Relief comes in a pink plastic bag filled with narcotic twigs that 90% of Yemeni men and 70% of women slip into their cheeks.
Happiness here is a lump of green green the size of a tennis ball that is masticated in public.
There is no shame attached to being high on khat. Its effects have been compared to amphetamine. It tastes like grassy banana skin.
The Ministry of Agriculture further argues that one third of the agricultural land and one third of water for agriculture have begun to cultivate the drug.
Many officials believe that these figures can be extremely low – some studies quoted by the United Nations suggest that 60% of Yemen's agricultural land is given over to khat.
And anecdotal, on a 2,500 mile (4,000 km) drive around the Houthi team north of the country divided by civil war, it is very clear that khat (Catha Edulis) is the region's preferred crop.
It is odd when one considers that the UN World Food Program estimates that it will have to feed 12 million Yemen this year . Before the recent conflict competition, four years ago, WFP fed one million.
Even khat dealers believe it is stupid for a nation that is dangerously short of food to grow an inedible drug.
Mohammed Sulwei is recognized by other khat dealers in Sanaa who provide the finest drug market's most inebriant drug market.
A pink bag weighing about half a half of the best hay-like twigs introduced daily goes to 25,000 Yemeni riyals, that's about $ 50.
The cheapest khat he sells costs $ 5 a bag, although the lowest quality gets around $ 2.50 elsewhere. It is at least enough money to buy food for a family of seven to a day.
I ask him: "Do you think that makes sense to Yemen, it has no food, for everyone has to chew?"
He replied, "No." And continued to say that he had no problem if the drug was banned. "I wanted to sell something else," he said.
Nearby, Hussein al Jebri leads a shiny silver 4×4 through a growing amount of khat buyers who deal with sellers delivering their fabrics from elevated stalls.
He buys, he does not say for himself, but for his workers.
"In fact, they have fled away from normal life. You know we are at war, and they want a way to feel good. You get me? And some people, they don't care about the money," he explained.
Chewing khat is a traditional and central part of Yemeni life. The afternoon is used to chat, chew and sip with endless small glasses of sugary tea.
As the effects intensify, a clarity takes over the user.
But:" They were gradually replaced by mild dysphoria, sedation, anxiety, reactive depression, insomnia and anorexia. "
explains the noebyhigh-jeebies that get hold of most of Yemen.
Khat is harvested at dawn and distributed throughout the country by a network of high-speed tankers driven by frightening speeds to bring the fabric to market. There is no regard for the front lines of the war between the Houthi rebels who control the capital and much of the northwest and the Saudi-led coalition of forces supporting Yemen's government.
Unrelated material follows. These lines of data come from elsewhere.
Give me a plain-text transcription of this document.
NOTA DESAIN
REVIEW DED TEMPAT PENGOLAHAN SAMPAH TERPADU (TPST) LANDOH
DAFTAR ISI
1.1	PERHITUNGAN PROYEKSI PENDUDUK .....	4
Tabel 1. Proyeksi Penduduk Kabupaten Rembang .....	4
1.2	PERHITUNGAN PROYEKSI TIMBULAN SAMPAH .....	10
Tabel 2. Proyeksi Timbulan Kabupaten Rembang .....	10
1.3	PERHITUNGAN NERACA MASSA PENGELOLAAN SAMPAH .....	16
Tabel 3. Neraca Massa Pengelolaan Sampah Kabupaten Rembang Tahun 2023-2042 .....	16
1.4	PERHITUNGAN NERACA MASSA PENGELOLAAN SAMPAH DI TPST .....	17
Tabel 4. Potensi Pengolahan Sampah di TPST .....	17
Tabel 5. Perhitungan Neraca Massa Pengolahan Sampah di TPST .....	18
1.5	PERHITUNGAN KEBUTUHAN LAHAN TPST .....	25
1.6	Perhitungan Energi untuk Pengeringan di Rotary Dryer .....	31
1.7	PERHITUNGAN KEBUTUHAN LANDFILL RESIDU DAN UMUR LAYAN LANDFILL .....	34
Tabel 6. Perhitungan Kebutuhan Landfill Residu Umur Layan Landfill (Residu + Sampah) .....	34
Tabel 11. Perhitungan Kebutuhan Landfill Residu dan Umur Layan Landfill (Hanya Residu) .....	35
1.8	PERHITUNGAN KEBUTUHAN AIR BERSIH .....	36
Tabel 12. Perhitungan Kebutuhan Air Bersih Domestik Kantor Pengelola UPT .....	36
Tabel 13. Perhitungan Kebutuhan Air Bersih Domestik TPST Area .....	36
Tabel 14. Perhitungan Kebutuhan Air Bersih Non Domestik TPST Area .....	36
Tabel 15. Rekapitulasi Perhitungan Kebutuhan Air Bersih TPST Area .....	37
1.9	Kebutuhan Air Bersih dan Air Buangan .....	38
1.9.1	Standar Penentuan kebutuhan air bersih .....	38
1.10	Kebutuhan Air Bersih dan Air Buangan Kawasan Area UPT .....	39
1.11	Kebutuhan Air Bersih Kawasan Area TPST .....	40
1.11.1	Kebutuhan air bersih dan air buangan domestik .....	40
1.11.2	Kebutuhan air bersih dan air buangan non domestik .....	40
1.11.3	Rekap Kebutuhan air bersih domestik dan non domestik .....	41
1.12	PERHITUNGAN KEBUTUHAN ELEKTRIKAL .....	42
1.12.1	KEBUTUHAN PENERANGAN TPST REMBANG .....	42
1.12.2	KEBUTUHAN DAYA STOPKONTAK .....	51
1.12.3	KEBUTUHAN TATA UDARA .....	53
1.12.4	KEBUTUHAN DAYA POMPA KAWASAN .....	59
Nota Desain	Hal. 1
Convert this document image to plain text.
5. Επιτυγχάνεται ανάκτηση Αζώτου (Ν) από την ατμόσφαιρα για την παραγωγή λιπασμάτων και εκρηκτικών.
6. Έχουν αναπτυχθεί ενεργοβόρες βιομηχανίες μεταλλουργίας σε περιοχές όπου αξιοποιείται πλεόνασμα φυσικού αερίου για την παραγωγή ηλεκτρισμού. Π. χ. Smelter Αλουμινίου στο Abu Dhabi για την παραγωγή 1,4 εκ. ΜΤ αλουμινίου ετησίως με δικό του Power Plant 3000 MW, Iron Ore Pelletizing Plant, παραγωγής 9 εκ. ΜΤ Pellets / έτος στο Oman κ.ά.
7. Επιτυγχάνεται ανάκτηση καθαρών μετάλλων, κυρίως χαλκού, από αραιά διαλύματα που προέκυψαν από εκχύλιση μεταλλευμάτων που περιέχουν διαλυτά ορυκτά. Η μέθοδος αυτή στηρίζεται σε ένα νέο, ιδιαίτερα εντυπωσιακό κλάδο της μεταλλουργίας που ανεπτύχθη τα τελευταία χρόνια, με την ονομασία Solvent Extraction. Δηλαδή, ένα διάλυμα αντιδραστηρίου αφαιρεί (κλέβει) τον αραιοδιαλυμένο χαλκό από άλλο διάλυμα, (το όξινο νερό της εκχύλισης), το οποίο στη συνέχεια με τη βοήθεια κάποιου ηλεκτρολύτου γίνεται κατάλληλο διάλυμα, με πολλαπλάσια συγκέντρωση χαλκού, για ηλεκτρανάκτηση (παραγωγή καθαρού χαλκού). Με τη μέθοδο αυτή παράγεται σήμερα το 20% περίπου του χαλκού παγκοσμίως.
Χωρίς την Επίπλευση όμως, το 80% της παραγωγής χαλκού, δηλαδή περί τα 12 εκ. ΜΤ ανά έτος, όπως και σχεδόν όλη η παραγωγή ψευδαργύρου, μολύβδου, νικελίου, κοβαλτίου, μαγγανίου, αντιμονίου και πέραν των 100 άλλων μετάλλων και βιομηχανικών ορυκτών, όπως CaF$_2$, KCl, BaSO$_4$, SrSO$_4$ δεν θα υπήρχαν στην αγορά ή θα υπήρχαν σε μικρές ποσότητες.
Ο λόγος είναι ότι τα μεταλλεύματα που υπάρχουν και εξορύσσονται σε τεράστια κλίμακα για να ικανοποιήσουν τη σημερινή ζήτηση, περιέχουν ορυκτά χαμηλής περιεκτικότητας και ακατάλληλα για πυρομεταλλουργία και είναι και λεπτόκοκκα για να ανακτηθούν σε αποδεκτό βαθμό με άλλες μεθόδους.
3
Most places only get it at lunchtime, so today's focus for almost all Yemenis is getting over the morning's downer, reconciling some food in the stomach (khat is pain on an empty stomach) and then being laid down for a good chew.
The country is in danger of a humanitarian crisis. WFP says it is " a step away "from famine.
I Abs, not far from the Saudi border, where the fighting has recently intensified to send 10,000 new refugees into flight, underestimates the malnutrition camps of displaced thousands.
At the local hospital, children with diseases are so poorly fed, they have little energy to survive. Breast infections and diarrhea threaten to kill rodent infants and children who are inertly attached to drips and feeding tubes.
Outside, khat trade is lively. And the acacia trees that pepper scrub over the pink flowers with plastic bags snared in their thorns.
We asked Hussin Al-Ezzi, Deputy Minister of the Rebellion Houthi Government: "Why do we, the international community, send food to Yemen – North and South – when the whole country is walking around with a substance in their mouth?"
] "It is used as a social tradition and has nothing to do with help. I don't know why you associate khat with help," he replied.
We pressed, "It's very simple. Most of your country is given to growing substances that are not food."
The minister said, "I agree with you, this is a bad habit we must get rid of. It is undeniable." But there is no indication that khat cultivation is anything but budding.
Magnificent peaks and ridges thick with forest tissue over Shaneen village, three hours east of Sanaa. Spring water is spilled out of small holes in the ground, and terraces carved over millennia into the landscape are green green, smothered with khat trees.
The farmers said it 20 years ago that their fields were full of wheat.
Mounir al Rubaii is one of the peasants who rely on khat.
"Khat is the top crop, because the market for the others is not good," he said.
"We can only profit from khat crops do not cover our housing costs. This is the only crop that covers our daily and annual expenses."
With the vast majority of Yemenis using the drug, it is not surprising.
But it is an addiction that is activated by humanitarian aid. The Yemeni government recently estimated that the khat industry was worth about $ 12 billion. Dollars to the country.
It happens about three times the amount the UN says it needs to feed Yemen.
CNN's Sarah El Sirgany and Brice Lainé have contributed to this story.